Under the MCDC, the Commission’s Enforcement Division “will recommend favorable settlement terms to issuers and obligated persons involved in the offer or sale of municipal securities (collectively, “issuers”) as well as underwriters of such offerings if they self-report to the Division possible violations involving materially inaccurate statements relating to prior compliance with the continuing disclosure obligations specified in Rule 15c2-12” of the Securities Exchange Act of 1934 (Rule 15c2-12).2 The “favorable settlement terms” under the MCDC will only be available until September 9, 2014. The Commission charged Kings Canyon with misleading bond investors about its compliance with its prior Rule 15c2-12 continuing disclosure agreements and issued an order that instituted cease-and-desist proceedings against Kings Canyon and imposed remedial sanctions against it in line with the terms of the MCDC. In its order, the Commission found that Kings Canyon publicly offered municipal bonds on four occasions—in December 2006, November 2007, December 2007, and November 2010. As part of the three offerings in 2006 and 2007, Kings Canyon contractually undertook to make the kind of disclosures required by Rule 15c2-12. The Commission found that Kings Canyon had affirmatively stated in the Official Statement for its November 2010 municipal bond offering that “[t]he District has had no instance in the previous five years in which it failed to comply in all material respects with any previous continuing disclosure obligation under [Rule 15c2-12],” when in fact “[b]etween at least 2008 and 2010, the Issuer failed to submit some of the disclosures required under the contractual terms of its Continuing Disclosure Certificates.” The Commission concluded that the issuer’s statement regarding compliance with prior continuing disclosure undertakings is “an untrue statement of material fact” that violates Section 17(a)(2) of the Securities Exchange Act of 1934.3
Without admitting or denying the Commission’s findings, Kings Canyon consented to the cease-and-desist order, and agreed to complete the following undertakings (all “standardized settlement terms” under the MCDC): (1) to establish written policies for its continuing disclosure obligations; (2) to comply with existing continuing disclosure undertakings (including updating any past delinquent filings) within 180 days; (3) to cooperate with any subsequent investigation regarding the false statement(s), including the roles of individuals and/or other parties involved; (4) to disclose the terms of this settlement in clear and conspicuous language in any future bond offering materials for the next 5 years; and (5) to certify to the Commission staff that it has complied with these undertakings.
In addition to being the first case against an issuer resolved under the MCDC, the Kings Canyon settlement order is significant for what it does not do: provide specific guidance on the scope of potential violations the SEC expects to be reported under the MCDC. In July 2013 (prior to the commencement of the MCDC initiative), the Commission announced that it had settled charges against an issuer and its underwriter for violations regarding statements about compliance with continuing disclosure obligations that the Commission found to be materially inaccurate because the issuer had never filed its required disclosure reports.4 The Kings Canyon proceeding contrasts with this earlier proceeding because in Kings Canyon the untrue statements of material fact stem from the school district’s failure to submit not “any” or “all” but merely “some” off its required disclosures.
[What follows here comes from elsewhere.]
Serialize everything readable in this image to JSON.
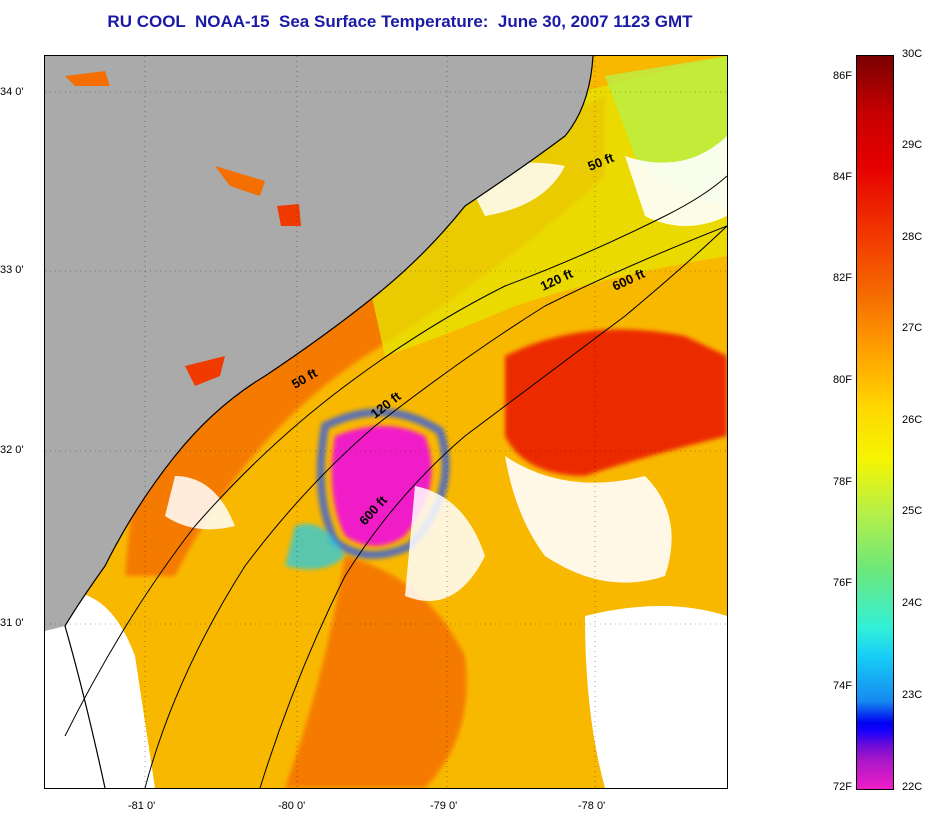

In choosing to find that Kings Canyon’s failure to submit “some” required disclosures amounts to a failure to “comply in all material respects with any previous continuing disclosure obligation under [Rule 15c2-12]” the Commission does indicate it expects reports of instances in which less than total non-compliance is misstated in an Official Statement as compliant, but provides no indication of how much less, either by type or frequency. By its choice of words, the Commission leaves the scope of expected potential violations broad and vague, apparently by intent.
2In general, Rule 15c2-12 prohibits an underwriter from purchasing or selling municipal securities unless the underwriter has reasonably determined that the issuer, or an obligor in the case of conduit and similar financings, has undertaken in a written contract to disclose annual financial information and notices of certain significant events.
3Section 17(a)(2) of the Securities Exchange Act of 1934 prohibits the offering or sale of any securities in exchange for money or property “by means of any untrue statement of material fact or any omission to state a material fact necessary in order to make the statements made, in light of the circumstances under which they were made, not misleading.”
4In the Matter of West Clark Community Schools, Securities Act Release No. 9436, Exchange Act Release No. 70057 (July 29, 2013); In the Matter of City Securities Corporation and Randy G. Ruhl, Securities Release Act No. 9434, Exchange Act Release No. 70056 (July 29, 2013).